Der Einwand der Klägerin, erfahrungsgemäß amortisierten sich die Investitionen in eine Spielhalle nicht innerhalb der Befristungsdauer, greift nicht durch. Zum einen ist der Vortrag unsubstantiiert geblieben und in Bezug auf die streitgegenständliche Spielhalle nicht näher dargelegt und nachgewiesen worden. Zum anderen muss jedenfalls vorliegend das wirtschaftliche Interesse der Klägerin gegenüber dem Interesse an der Verwirklichung der Ziele des Glücksspielstaatsvertrages zurücktreten. Die Beeinträchtigung des Grundrechts der Berufsfreiheit gemäß Art. 12 Abs. 1 GG, auf das sich die Klägerin als juristische Person nach Art. 19 Abs. 3 GG berufen kann (vgl. BVerfG, U. v. 17.12.2002 – 1 BvL 28/95, BVerfGE 106, 275 ff.), ist gerechtfertigt. Bei der Befristung einer Erlaubnis handelt es sich um eine Berufsausübungsregelung, da sie nicht den Zugang zum Beruf eines Spielhallenbetreibers, sondern lediglich die zeitliche Ausübung dieser beruflichen Tätigkeit regelt. Regelungen der Berufsausübung sind nach ständiger Rechtsprechung des Bundesverfassungsgerichts zulässig, wenn sie durch hinreichende Gründe des gemeinen Wohls gerechtfertigt sind, wenn das gewählte Mittel zur Erreichung des verfolgten Zwecks geeignet und auch erforderlich ist und wenn bei einer Gesamtabwägung zwischen der Schwere des Eingriffs und dem Gewicht der ihn rechtfertigenden Gründe die Grenze der Zumutbarkeit noch gewahrt ist (vgl. BVerfG, U. v. 13.12.2000 – 1 BvR 335/97, BVerfGE 103, 1 ff.; Scholz in Maunz/Dürig, GG, 69. EL 2013, Art. 12 Rn. 335 m.w.N.; vgl. auch BayVerfGH, E. v. 28.6.2013 – Vf. 10-VII-12 u.a. – juris Rn. 95). Diesen verfassungsrechtlichen Anforderungen genügt die angegriffene Regelung. Wie oben bereits dargelegt, gewährleistet die Befristung die Überwachung der Ziele des Glücksspielstaatsvertrages (§ 1 GlüStV), die wiederum dem Wohl der Allgemeinheit, das Glücksspielangebot im Hinblick auf die Gefahren des Glücksspiels strikt zu regulieren und zu begrenzen, dienen (vgl. BayVGH, B. v. 30.9.2013 – 10 CE 13.1802 – juris Rn. 34; B. v. 22.10.2013 – 10 CE 13.2008 – juris Rn. 35; BayVerfGH, E. v. 28.6.2013 – Vf. 10-VII-12 – juris Rn. 102).

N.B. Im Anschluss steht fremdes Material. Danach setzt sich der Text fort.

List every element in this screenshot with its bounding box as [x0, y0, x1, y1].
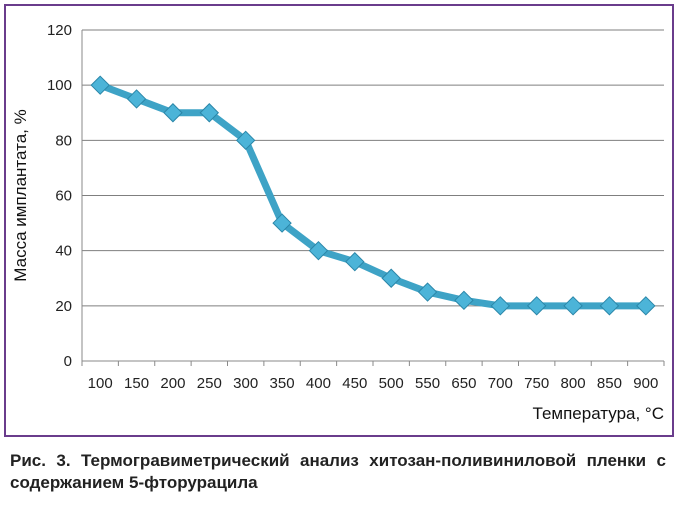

Die erst im Gerichtsverfahren genannten Umbaukosten und die mietvertragliche Bindung von 10 Jahren sind Dispositionsentscheidungen der Klägerin, die sie eingegangen ist, ohne sicher zu wissen, wie lange die zwingend zu erfolgende Befristung ausfallen wird. Einer solchen Unsicherheit hat sie auch bereits mit einem vertraglichen Rücktrittsrecht Rechnung getragen. Zudem betreibt sie nach ihrer Eigendarstellung im Internet (https://www.fair-play-casino.de/pages/01_01.html, zuletzt aufgerufen am 24.07.2019) über 40 Spielhallen in Deutschland. Es ist damit von der unternehmerischen Freiheit der Klägerin umfasst und ebenso ihr unternehmerisches Risiko, ob sie diese Unsicherheit bzgl. einzelner neuer Standorte eingeht und sich die Betriebe voraussichtlich nur insgesamt für das ganze Unternehmen tragen oder ob sie nur neue Betriebe eröffnet, wenn für die Klägerin absehbar ist, dass jeder Standort für sich Gewinne hervorbringen kann. Zudem sind allein die bisherigen Kosten und nicht erwartbare Einnahmen vorgetragen, sodass sich nach wie vor nicht einmal eine Aussage zur Amortisation treffen lässt, geschweige denn zu den Auswirkungen für das Gesamtunternehmen.
Die Kostenentscheidung ergibt sich aus § 154 Abs. 1, § 155 Abs. 2 VwGO.
Die Entscheidung über die vorläufige Vollstreckbarkeit der Kostenentscheidung folgt aus § 167 VwGO, §§ 708 ff. ZPO.